Good Til Canceled (GTC)
An order to buy or sell which remains in effect until it is either executed or canceled (WellsTrade® accounts have set a limit of 60 days, after which we will automatically cancel the order).
Immediate or Cancel
An order condition that requires all or part of an order to be executed immediately. The part of the order that cannot be executed immediately is canceled.
Limit Order
An order to buy or sell a stated quantity of a security at a specified price or at a better price (higher for sales or lower for purchases).
Maintenance Call
A call from a broker demanding the deposit of cash or marginable securities to satisfy Regulation T requirements and/or the House Maintenance Requirement. This may happen when the customer's margin account balance falls below the minimum requirements due to market fluctuations or other activity.
Margin Requirement
Minimum amount that a client must deposit in the form of cash or eligible securities in a margin account as spelled out in Regulation T of the Federal Reserve Board. Reg. T requires a minimum of $2,000 or 50% of the purchase price of eligible securities bought on margin or 50% of the proceeds of short sales.
Market Makers
NASD member firms that buy and sell NASDAQ securities, at prices they display in NASDAQ, for their own account. There are currently over 500 firms that act as NASDAQ Market Makers. One of the major differences between the NASDAQ Stock Market and other major markets in the U.S. is NASDAQ's structure of competing Market Makers. Each Market Maker competes for customer order flow by displaying buy and sell quotations for a guaranteed number of shares. Once an order is received, the Market Maker will immediately purchase for or sell from its own inventory, or seek the other side of the trade until it is executed, often in a matter of seconds.
Market Order
An order to buy or sell a stated amount of a security at the best price available at the time the order is received in the trading marketplace.
Specialists
Specialist firms are those securities firms which hold seats on national securities exchanges and are charged with maintaining orderly markets in the securities in which they have exclusive franchises. They buy securities from investors who want to sell and sell when investors want to buy.
Stop
An order that becomes a market order once the security has traded through the designated stop price. Buy stops are entered above the current ask price. If the price moves to or above the stop price, the order becomes a market order and will be executed at the current market price. This price may be higher or lower than the stop price. Sell stops are entered below the current market price. If the price moves to or below the stop price, the order becomes a market order and will be executed at the current market price.
Stop Limit
An order that becomes a limit order once the security trades at the designated stop price. A stop limit order instructs a broker to buy or sell at a specific price or better, but only after a given stop price has been reached or passed. It is a combination of a stop order and a limit order.

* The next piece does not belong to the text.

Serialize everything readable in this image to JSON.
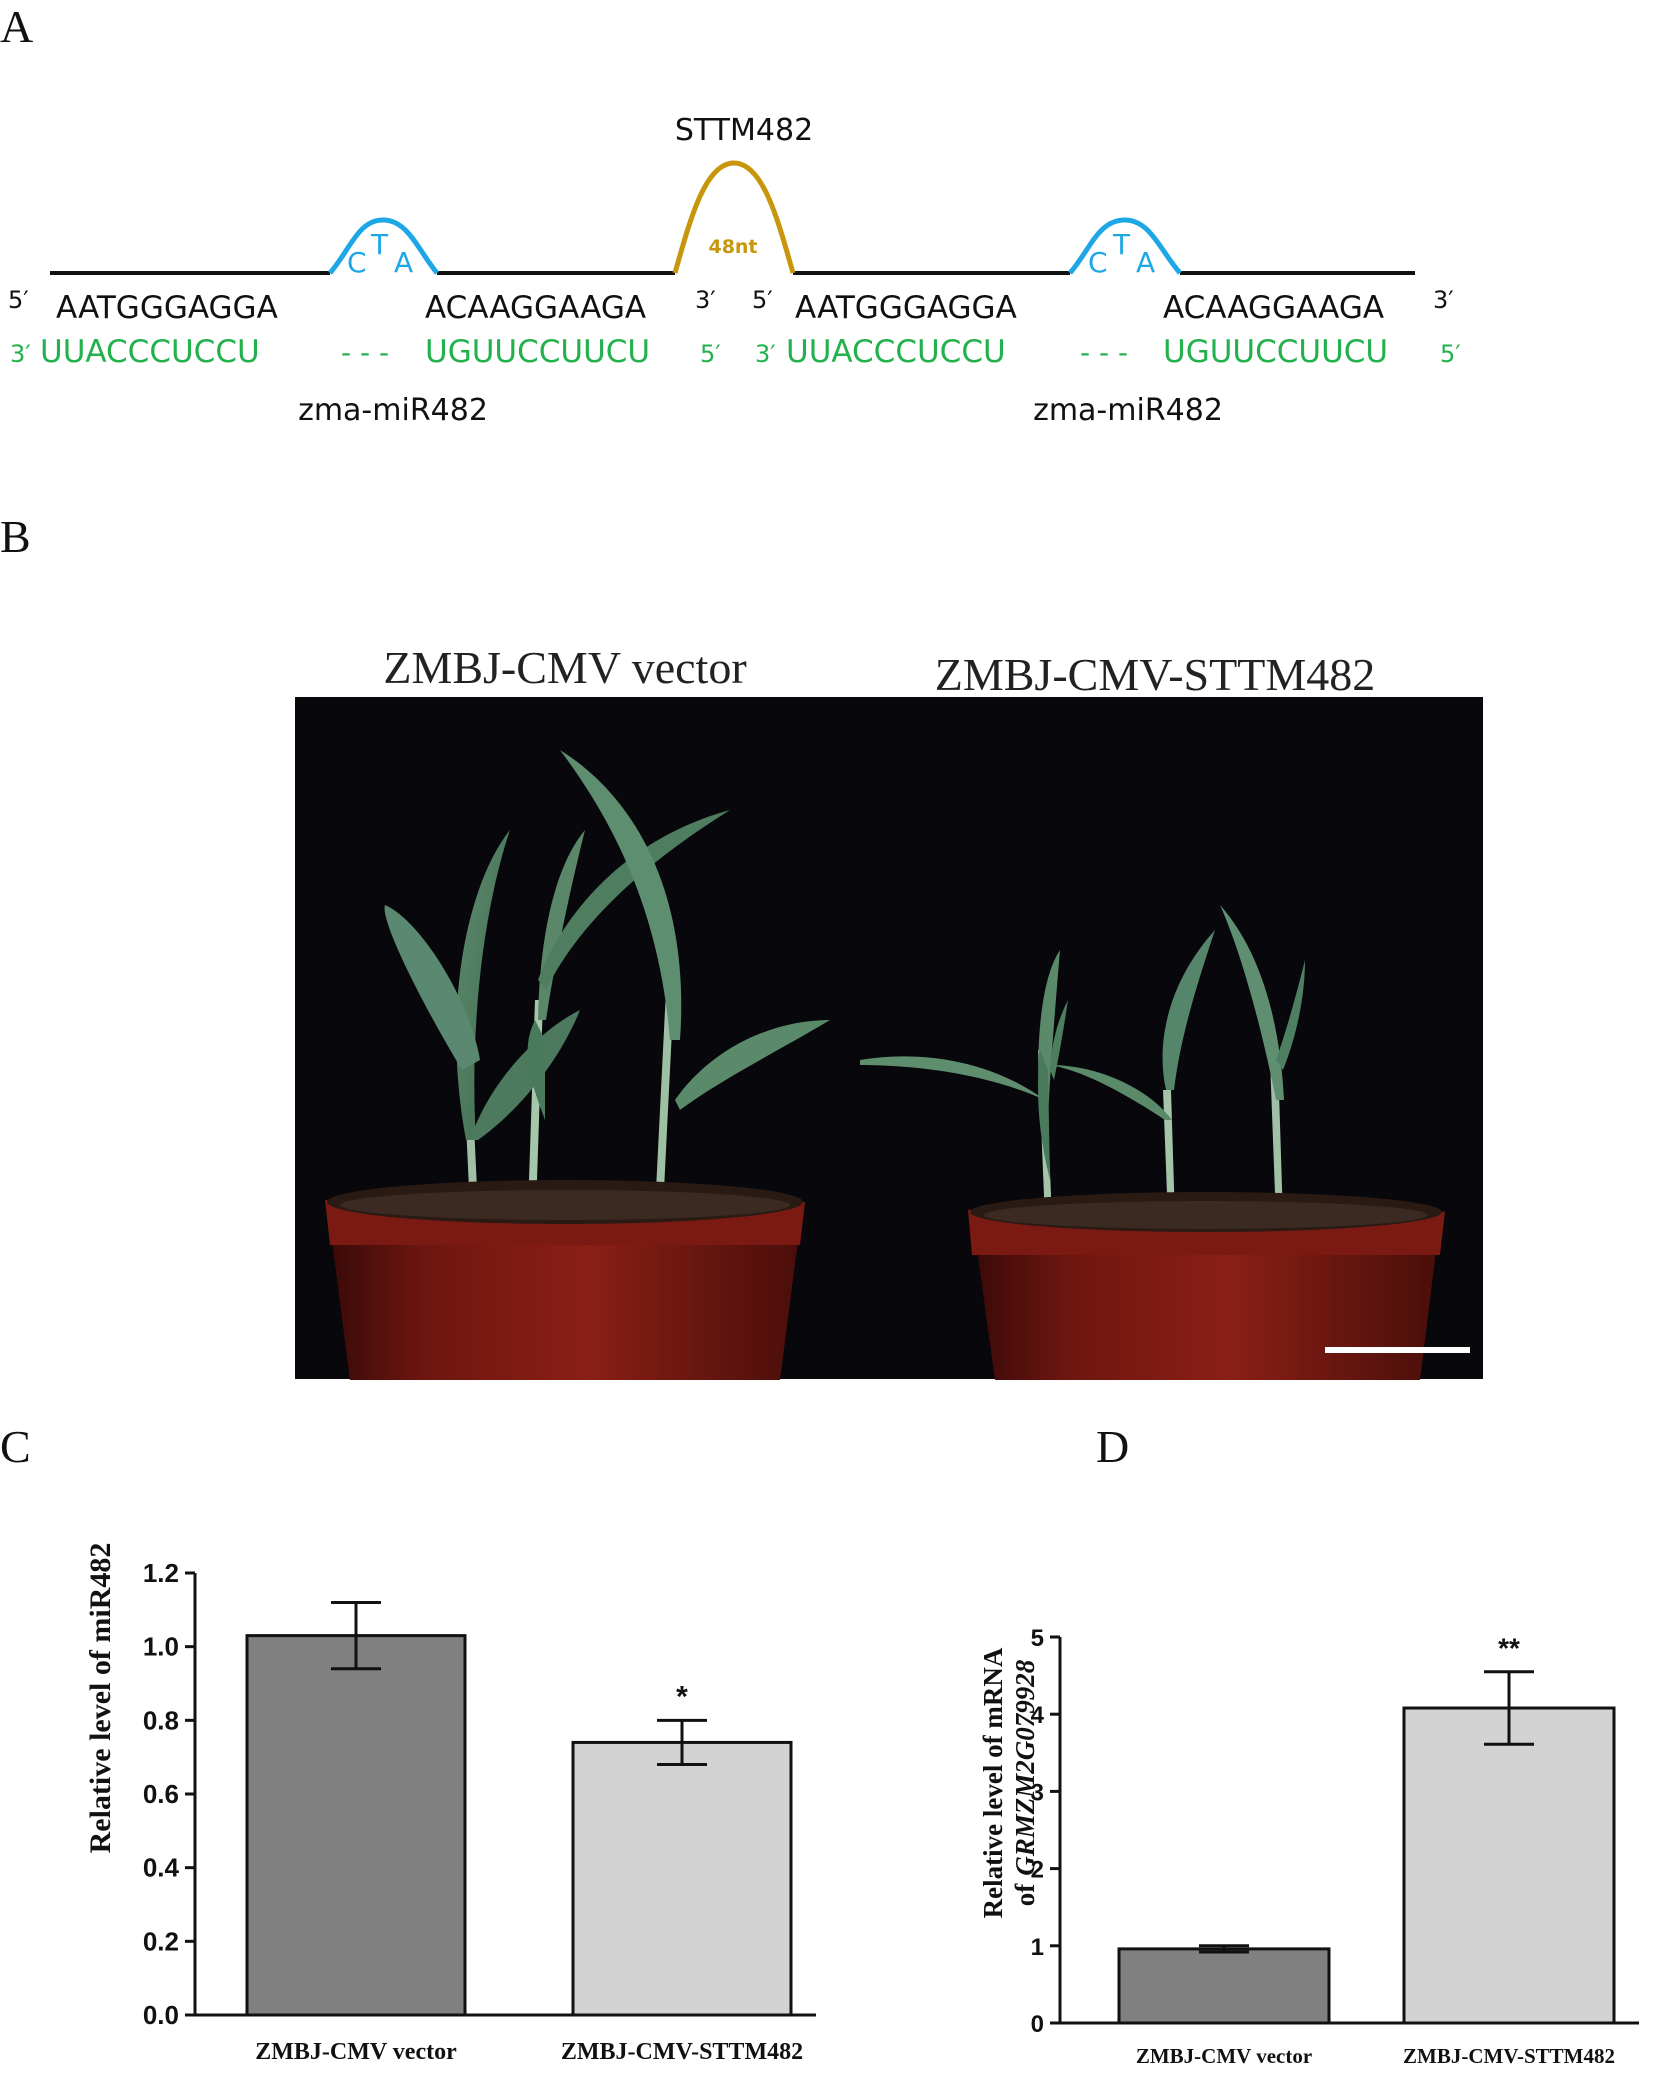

These articles are for information and education purposes only. You will need to evaluate the merits and risks associated with relying on any information provided. Although this article may provide information relating to approaches to investing or types of securities and investments you might buy or sell, Wells Fargo and its affiliates are not providing investment recommendations, advice, or endorsements. Data have been obtained from what are considered to be reliable sources; however, their accuracy, completeness, or reliability cannot be guaranteed. Wells Fargo makes no warranties and bears no liability for your use of this information. The information made available to you is not intended, and should not be construed as legal, tax, or investment advice, or a legal opinion.